Our interior worlds are filled with resources like resilience, courage, a capacity to be with discomfort, joy, generosity, and empathy. These qualities make up our interior wealth. In order to cultivate them and actualize our potential, we need to live in open exchange with others who know the value of and respect our resources. Such people are those who are also on a path of cultivating their resources. We are built to live in open exchange with such people. We do our own interior work as preparation, so we can come to the table to be in open exchange with others who match our level of work, and do the real work.
We ask the highest and best of ourselves in order to develop our resources; not going outside, or staying too far inside, of our range, but staying at that edge. If we can, we must, but if we can't, we don't. A dynamic tension exists between under-extension that occurs as laxity and overextension that occurs as tension; we look for this sweet spot in between where the feeling is one of charged effortlessness. Our activity becomes a series of micro-adjustments—slightly leaning in and then backing up—in order to remain in this spot, which is our sanctuary in consciousness. The more we secure our position here, the more activity comes through us rather than us doing the activity.
From here, we build an inner circle of people who are doing the same. We choose to surround ourselves with those who ask of themselves what we ask of ourselves; and then we ask no less, or more, of them. We cannot change people; we cannot make them do or be better. Yet, we have a choice over who we keep close to us. Key to Erotic awakening is the feedback loop that occurs between people—this mutual reciprocity is where we gain strength, power, clarity, and stability as human beings. We want the people who we engage with in this experience to contribute to our power as much as we contribute to our own, and to theirs. The beauty is that this process of co-creating of self regulates the identity.
We are learning to be transceivers: people with equal acumen in both sending and receiving. It is an art: to not be above or below, to not only give or receive, to not only serve or be served. In the place where one might get superior in the giving, one must also receive. In the place where one might grow slothful and dependent, one must practice agency. In order for the exchange to occur, there must be an internal balance. In the space of this balance, we are able to open, and an exchange between nervous systems can happen naturally without conscious direction.

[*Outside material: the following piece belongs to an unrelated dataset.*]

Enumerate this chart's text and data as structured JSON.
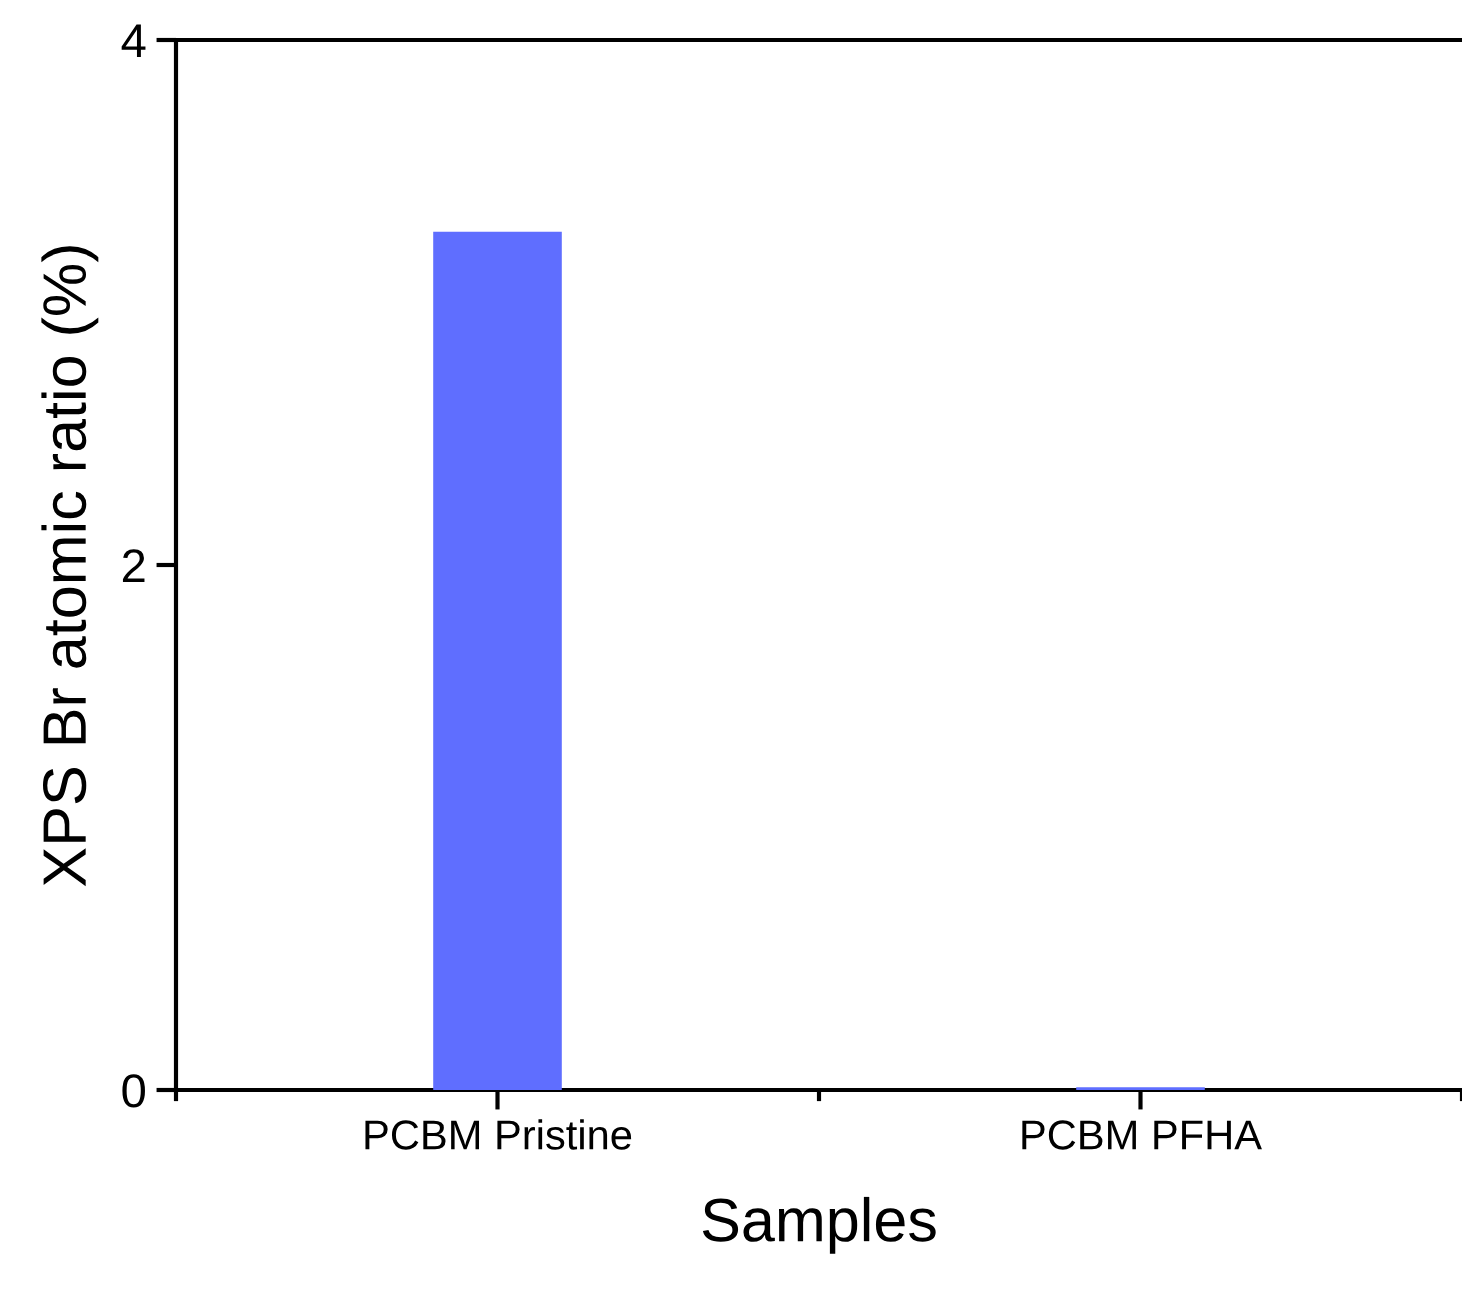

We must use great care in choosing who we exchange with as we want people capable of handling our nervous systems, with as much care and skill as we would our own. We pay close attention to how others attend to their world. Do they take shortcuts where we do not? Do they hoard their resources or are they freely given? Are they insensitive to things we are sensitive to? Do they know how to get themselves back up when they fall?
But also, are they able to receive help when they truly need it? Are they gracious in reception? Can they share in the experience of joy? Can they admit what they don't know but be willing to learn? Do they exhibit loyalty and the capacity to remain in connection irrespective of conditions so they do not withdraw from our system and leave us unstable?
It is our responsibility to ensure there is a matched request. We neither ask more of them than we ask of ourselves nor ask more of ourselves than we ask of them. Not showing up and carrying our part robs the connection as well. When someone wants little for themselves, they want little for others and often have an air of entitlement, a subtle demand that because someone else has, they owe. The human instinct for helping those with less is distorted when we do work to cultivate resources where others do not.
What can pass as humility or generosity may in fact be arrogance in disguise. The idea that we are capable and another person is not may give our ego satisfaction, but it robs us of the exchange that would keep both systems healthy. There is nothing honorable about doing more than our part. It is not generous to do for others what they could do for them- selves. It renders them incapable and leaves us spending resources instead of exchanging them.
It is much easier to get into connection than it is to get out of it. Thus, we enter slowly and if the exchange is unequal, we exit quickly. If we do find this balance of exchange, something truly beautiful develops. The other person becomes our reason to be great in every way. We want to share our best because they are sharing theirs. We are willing to humbly receive what we need, and feel able to do so because we offer wherever we can.
We see this person growing and shining as a result of this connection and in turn have inspiration to grow and shine ourselves. When we are in this kind of connection, whatever the circumstance, the face we see reflecting back to us is one of love and care.